Committed to carers: Supporting carers of people at the end of life
July 30 2011This report published by the Marie Curie Cancer Care draws on the direct experiences of people caring for someone at the end of life and on Marie Curie Cancer Care’s years of expertise of caring for carers.
Its recommendations set out how practitioners can improve the situation both for people at the end of their lives and for their carers, based on the first-hand experience of people who have been through this experience.
Download Committed to carers: Supporting carers of people at the end of life
Summary of recommendations:
- Carers of people at the end of life need to be supported to identify themselves as carers. Health and social care professionals should have conversations with carers about what a patient’s diagnosis will mean for the carer at the point of diagnosis, and be prepared to revisit these conversations as the patient’s condition progresses.
- Health and social care professionals need additional support and training to help them identify carers of people at the end of life.

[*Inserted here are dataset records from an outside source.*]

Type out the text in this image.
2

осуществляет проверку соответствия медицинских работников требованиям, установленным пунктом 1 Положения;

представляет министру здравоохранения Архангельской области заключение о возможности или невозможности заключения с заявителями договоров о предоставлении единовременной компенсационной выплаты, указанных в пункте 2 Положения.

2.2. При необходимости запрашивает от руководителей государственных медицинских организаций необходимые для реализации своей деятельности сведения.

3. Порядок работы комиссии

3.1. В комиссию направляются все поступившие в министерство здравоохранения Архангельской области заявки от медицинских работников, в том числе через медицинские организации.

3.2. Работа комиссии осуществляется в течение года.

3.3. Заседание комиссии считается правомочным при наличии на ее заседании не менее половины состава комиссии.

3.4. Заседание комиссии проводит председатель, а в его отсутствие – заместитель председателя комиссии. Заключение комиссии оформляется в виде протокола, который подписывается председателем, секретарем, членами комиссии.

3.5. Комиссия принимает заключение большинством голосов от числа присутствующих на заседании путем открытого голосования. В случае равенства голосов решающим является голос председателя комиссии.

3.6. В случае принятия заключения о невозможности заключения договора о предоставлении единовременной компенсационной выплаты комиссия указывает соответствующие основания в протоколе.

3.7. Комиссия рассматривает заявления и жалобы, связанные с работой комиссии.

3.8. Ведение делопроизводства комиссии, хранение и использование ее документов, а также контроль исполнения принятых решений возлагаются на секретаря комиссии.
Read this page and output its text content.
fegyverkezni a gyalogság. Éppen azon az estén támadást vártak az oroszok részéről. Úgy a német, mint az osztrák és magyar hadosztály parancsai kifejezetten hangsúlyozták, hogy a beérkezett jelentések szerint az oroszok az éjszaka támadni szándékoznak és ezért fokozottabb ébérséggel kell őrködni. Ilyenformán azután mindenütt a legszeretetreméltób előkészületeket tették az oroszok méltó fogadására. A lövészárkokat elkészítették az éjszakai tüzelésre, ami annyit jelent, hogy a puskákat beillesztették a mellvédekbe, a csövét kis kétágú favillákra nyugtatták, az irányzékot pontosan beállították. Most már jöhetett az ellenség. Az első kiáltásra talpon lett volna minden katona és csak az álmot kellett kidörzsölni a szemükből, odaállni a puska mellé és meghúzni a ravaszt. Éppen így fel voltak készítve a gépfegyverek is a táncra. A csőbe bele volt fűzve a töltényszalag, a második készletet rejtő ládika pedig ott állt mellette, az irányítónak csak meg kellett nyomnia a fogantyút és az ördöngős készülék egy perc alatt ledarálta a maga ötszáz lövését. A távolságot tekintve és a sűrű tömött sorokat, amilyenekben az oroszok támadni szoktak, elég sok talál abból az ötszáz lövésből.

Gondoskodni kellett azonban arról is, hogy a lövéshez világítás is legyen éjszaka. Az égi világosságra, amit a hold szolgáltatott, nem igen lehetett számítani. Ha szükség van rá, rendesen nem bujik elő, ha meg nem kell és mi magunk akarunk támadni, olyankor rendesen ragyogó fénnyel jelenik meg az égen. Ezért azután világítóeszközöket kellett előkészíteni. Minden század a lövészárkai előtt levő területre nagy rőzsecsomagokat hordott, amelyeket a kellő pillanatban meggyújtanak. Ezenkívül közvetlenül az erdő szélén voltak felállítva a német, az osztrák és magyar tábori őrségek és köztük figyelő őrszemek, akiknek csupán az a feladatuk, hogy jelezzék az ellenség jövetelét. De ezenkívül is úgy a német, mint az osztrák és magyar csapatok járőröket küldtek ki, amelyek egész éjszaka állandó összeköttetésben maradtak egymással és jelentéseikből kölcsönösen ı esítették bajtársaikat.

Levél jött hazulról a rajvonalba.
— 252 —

- Health and social care professionals should ensure that carers are included in conversations with the patient about their condition so that they feel as though they are part of an expert care team.
- Local authorities should do more to promote the support and emergency services that they offer which are designed to prevent carer breakdown.
- When patients are placed on end of life care locality registers, their carers should be automatically be offered a carer’s assessment.
- Carers can feel guilt and anxiety about being away from the person they are caring for, particularly in the last few weeks, where carer breakdown can lead to an emergency admission to hospital. This should be considered by health and social care professionals when planning respite breaks with carers.
- Health and social care professionals should recognise that carers have varied information needs that are distinct from the people for whom they are caring.
- Where carers want more information than patients about the process of dying and death, health and social care professionals should sensitively direct them to reliable sources of additional information.
- Carers also need information about the practical support and financial benefits that are available to them. Carers should be presented with this information during an assessment of their support needs.
- Many carers are not claiming the benefits and support they are entitled to due to lack of knowledge about which benefits they are eligible for. When a patient is registered on the end of life care register, information on the range of benefits available should be provided to the carer.
- Many carers find the claims process for benefits is too slow or confusing. Applications for benefits for people at the end of their life and their carers should be dealt with as quickly as possible.
- Support from social care workers makes a huge difference to carers of people at the end of life. Carers need access to personal care for the person they are caring for quickly. Local authorities should do their best to ensure that these applications are processed as swiftly as possible. Ideally, means-testing for applications for personal care at the end of life should be removed by local authorities.
- The majority of people in the UK would like to be cared for and die at home, but it should be recognised that home death is often hard on carers. Health and social care workers should sensitively help carers understand the degree of commitment required to care for someone at home.
- Many people in the UK still die in hospital. Hospital staff should be sensitive to patient and carer wishes around treatment and pain and symptom control and respond to these quickly. Hospital staff should be prepared to initiate discussions with carers and patients about putting the patient onto the Liverpool Care Pathway, where appropriate.
- Carers of people with a terminal illness experience grief differently, sometimes before the death of the patient. Services for helping people with their bereavement should be flexible and allow carers of people with a terminal illness
to use these services when they are needed by the carer, both before and after the death of the patient.